The key for dp is to find the variables to represent the states and deduce the transition function. (aka find state -> find relation -> find constraints)

Take Best Time to Buy and Sell Stock with Cooldown as an example:

Find state

The natural states for this problem is the 3 possible transactions : buy, sell, rest.

Because the transaction sequences can end with any of these three states. For each of them we make an array, buy[n], sell[n] and rest[n]., which represents the maxProfit for any sequence end with buy/sell/rest.

Find relation

Then we want to deduce the transition functions for buy sell and rest. By definition we have:

  • buy[i] = max(rest[i-1]-price, buy[i-1])
  • sell[i] = max(buy[i-1]+price, sell[i-1])
  • rest[i] = max(sell[i-1], buy[i-1], rest[i-1])
    Where price is the price of day i. All of these are very straightforward. They simply represents :
  • We have to rest before we buy and
  • we have to buy before we sell

Find constraints

One tricky point is how do you make sure you sell before you buy, since from the equations it seems that [buy, rest, buy] is entirely possible.

Well, the answer lies within the fact that buy[i] <= rest[i] which means rest[i] = max(sell[i-1], rest[i-1]). That made sure [buy, rest, buy] is never occurred.

A further observation is that and rest[i] <= sell[i] is also true therefore

  • rest[i] = sell[i-1]
    Substitute this in to buy[i] we now have 2 functions instead of 3:

  • buy[i] = max(sell[i-2]-price, buy[i-1])

  • sell[i] = max(buy[i-1]+price, sell[i-1])

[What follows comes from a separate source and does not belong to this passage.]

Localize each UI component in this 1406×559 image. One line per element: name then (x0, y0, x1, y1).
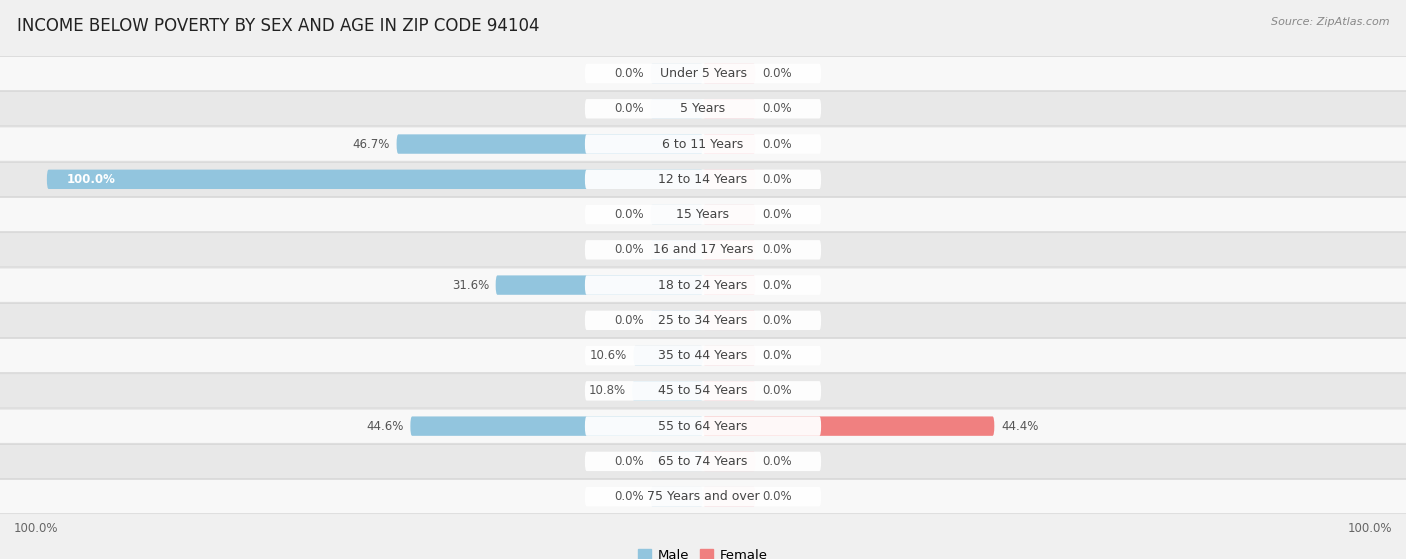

This is better than 3, but, we can do even better

Since states of day i relies only on i-1 and i-2 we can reduce the O(n) space to O(1). And here we are at our final solution:


public int maxProfit(int[] prices) {
int sell = 0, prev_sell = 0, buy = Integer.MIN_VALUE, prev_buy;
for (int price : prices) {
prev_buy = buy;
buy = Math.max(prev_sell - price, prev_buy);
prev_sell = sell;
sell = Math.max(prev_buy + price, prev_sell);
return sell;